Wednesday, May 18, 2011

Do I Look Like My Dog?

The Internet Encyclopedia of Philosophy, a Peer-Reviewed Academic Resource, states that "there are only a few philosophers currently focused on humor-related research, which is most likely due to two factors: the problems in the field have proved incredibly difficult, inviting repeated failures, and the subject is erroneously dismissed as an insignificant concern." 

You'd think an intelligent person would know when and how to choose their battles, namely, leaving this one alone; but it's irresistible! The same human mind that insists upon studying humor is fettered to the point of sheer exasperation, and that emotional roller-coaster needs humor as an emotional outlet. It's like cotton candy at an amusement park. 

99% of what kills us never happens - except, of course, for an untimely death induced by an overdose of cotton candy.

When the endless fears we imagine fail to happen, we release that tension with a laugh. One of the most commonly shared genes - the ability to laugh - though of uncertain origin, is most comical when you realize how little we understand about the theory of humor. 

It's almost as if we can't philosophically define humor without the advent of laughter. Even if laughter emanates from another origin, they're like an old married couple that eventually end up looking like one another - or a person and their pet, if you know what I mean? 

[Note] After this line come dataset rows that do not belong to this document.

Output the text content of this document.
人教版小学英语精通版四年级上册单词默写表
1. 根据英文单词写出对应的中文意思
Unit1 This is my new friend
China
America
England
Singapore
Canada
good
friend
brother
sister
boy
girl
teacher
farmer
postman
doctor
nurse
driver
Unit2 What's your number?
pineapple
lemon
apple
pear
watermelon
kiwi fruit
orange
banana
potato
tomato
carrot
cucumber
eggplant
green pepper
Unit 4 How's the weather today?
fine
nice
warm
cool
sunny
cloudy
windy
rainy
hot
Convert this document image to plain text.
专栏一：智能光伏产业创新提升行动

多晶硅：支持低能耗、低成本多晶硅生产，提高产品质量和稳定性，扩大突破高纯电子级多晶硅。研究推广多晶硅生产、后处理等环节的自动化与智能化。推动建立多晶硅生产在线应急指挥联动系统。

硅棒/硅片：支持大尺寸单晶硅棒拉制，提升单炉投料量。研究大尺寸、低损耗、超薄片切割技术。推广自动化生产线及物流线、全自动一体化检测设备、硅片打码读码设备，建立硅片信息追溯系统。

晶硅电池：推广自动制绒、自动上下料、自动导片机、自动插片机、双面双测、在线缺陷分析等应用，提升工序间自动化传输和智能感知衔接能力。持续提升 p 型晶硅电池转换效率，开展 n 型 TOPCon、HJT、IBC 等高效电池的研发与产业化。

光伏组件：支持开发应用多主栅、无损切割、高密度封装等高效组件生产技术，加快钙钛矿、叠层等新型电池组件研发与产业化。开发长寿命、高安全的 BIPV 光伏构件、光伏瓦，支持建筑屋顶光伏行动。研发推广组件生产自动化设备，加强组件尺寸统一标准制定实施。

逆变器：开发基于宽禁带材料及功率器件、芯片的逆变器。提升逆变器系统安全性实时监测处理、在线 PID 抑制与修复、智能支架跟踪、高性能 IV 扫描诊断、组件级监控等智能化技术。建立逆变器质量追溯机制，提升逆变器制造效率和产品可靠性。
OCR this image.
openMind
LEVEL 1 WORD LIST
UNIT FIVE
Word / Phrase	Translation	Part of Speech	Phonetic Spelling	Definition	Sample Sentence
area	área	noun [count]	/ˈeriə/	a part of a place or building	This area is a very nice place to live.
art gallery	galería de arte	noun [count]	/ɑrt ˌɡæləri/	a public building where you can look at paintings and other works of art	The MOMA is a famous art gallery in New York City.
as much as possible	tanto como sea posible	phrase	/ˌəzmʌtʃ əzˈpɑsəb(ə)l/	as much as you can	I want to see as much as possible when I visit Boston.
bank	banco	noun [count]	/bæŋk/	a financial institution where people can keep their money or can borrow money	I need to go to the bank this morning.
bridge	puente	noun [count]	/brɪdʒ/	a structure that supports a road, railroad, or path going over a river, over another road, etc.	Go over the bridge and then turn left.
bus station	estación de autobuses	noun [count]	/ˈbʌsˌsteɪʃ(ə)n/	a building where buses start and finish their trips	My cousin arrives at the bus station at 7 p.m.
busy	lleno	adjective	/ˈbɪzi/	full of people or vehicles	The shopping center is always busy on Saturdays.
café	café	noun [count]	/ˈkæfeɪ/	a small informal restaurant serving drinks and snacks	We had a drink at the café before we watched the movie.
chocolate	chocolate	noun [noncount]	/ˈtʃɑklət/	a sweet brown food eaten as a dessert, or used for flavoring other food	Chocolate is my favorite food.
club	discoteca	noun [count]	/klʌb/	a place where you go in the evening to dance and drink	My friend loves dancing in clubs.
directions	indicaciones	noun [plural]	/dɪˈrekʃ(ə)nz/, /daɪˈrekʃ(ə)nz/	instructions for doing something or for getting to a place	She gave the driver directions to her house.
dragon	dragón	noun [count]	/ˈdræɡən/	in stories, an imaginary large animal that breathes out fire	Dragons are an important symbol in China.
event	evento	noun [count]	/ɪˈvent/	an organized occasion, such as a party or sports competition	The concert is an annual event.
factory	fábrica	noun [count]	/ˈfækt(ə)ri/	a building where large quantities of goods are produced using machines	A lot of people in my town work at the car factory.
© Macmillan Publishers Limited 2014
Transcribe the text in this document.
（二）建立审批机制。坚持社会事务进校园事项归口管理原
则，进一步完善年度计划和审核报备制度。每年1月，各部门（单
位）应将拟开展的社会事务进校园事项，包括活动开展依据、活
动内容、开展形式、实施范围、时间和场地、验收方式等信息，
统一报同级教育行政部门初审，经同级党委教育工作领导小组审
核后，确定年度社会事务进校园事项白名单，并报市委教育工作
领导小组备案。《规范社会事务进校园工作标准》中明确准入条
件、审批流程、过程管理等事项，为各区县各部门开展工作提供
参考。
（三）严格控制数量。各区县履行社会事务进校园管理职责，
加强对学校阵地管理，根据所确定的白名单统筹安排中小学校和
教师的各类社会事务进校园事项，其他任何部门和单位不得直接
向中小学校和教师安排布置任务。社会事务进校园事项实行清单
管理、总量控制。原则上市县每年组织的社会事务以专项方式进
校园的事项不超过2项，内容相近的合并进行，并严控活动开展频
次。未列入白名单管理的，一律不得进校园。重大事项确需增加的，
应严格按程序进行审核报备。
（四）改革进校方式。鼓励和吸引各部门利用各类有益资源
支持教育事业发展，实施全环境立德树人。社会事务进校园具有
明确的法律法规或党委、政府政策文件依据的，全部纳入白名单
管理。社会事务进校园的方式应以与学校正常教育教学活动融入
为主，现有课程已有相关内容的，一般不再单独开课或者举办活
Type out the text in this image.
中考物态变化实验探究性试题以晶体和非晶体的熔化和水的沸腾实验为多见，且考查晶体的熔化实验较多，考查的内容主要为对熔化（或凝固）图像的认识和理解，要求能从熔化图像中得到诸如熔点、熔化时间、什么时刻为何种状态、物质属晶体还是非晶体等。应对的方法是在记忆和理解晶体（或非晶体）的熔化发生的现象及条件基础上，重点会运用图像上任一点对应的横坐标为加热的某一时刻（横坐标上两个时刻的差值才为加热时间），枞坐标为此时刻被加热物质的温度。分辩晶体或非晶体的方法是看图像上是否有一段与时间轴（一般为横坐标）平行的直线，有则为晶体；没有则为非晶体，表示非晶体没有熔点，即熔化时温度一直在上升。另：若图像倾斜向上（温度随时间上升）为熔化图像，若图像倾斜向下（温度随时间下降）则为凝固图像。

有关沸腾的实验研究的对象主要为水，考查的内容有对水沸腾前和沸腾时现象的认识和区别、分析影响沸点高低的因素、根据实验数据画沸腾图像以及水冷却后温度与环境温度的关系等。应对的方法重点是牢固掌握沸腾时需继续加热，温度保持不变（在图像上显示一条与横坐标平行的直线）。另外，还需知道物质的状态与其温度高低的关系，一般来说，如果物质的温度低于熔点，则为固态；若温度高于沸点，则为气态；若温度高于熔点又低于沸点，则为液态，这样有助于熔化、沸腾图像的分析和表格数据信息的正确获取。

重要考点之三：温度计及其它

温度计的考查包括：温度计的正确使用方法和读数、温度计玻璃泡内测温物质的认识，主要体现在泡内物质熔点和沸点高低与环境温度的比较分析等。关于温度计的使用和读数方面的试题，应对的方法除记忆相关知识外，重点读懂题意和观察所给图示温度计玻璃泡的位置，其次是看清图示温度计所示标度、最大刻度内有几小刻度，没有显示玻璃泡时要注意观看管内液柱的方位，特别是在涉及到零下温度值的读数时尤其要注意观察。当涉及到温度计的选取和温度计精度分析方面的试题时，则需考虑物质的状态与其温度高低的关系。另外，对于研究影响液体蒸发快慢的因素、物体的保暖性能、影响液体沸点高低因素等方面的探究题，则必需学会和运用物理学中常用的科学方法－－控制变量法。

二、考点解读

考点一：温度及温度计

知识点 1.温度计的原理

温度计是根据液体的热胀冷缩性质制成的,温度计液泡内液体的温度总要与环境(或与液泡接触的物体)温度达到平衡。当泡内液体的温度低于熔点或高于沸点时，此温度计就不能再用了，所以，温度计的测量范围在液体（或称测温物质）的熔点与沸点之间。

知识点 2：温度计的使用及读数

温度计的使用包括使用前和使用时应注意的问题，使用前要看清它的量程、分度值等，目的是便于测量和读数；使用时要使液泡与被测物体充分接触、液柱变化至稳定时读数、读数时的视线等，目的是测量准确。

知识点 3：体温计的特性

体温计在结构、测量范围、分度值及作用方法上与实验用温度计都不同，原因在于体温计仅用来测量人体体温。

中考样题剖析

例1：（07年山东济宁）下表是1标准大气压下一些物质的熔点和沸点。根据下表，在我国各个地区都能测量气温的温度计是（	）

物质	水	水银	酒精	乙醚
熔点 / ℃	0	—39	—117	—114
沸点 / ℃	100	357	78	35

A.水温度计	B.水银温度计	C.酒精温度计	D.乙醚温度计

While humor and laughter may stem from different origins, they often meet after the delivery of a punch line. However, laughter can also occur as a psycho-physiological release of tension at the sight of a 'near-miss' - like when you step out to cross the street and your friend, best friend now if they weren't before, pulls you back by your collar as a car goes whisking by, nearly plowing you down. Whew!   Instant nervous laugh. 

An American spilling hot coffee down the front of their pants in a Paris Starbucks. 

A Muslim girl adorning her hijab with gold studded Prada sunglasses. 

A Doberman Pincher in a pink diaper. 

Rousseau playing cards with his dog. 

Tragedy, near misses, and incongruities - all make us laugh. Maybe humor has more to do with our ability, if not need, to balance out the neurosis of depression, anxiety, insecurities, and obsessive behavior than it has to do with whether something is inherently funny. There's something about this cognitive shift, this tension release mechanism, that seems to produce an adrenaline-like laughter transmitter. For all I know, the theory of humor may be nothing more than a biological phenomenon. Whereas the study of laughter, stripped naked of its disguise by the hand of a curious artist, might yield unspeakable vocal patterns, commonly called - laughter.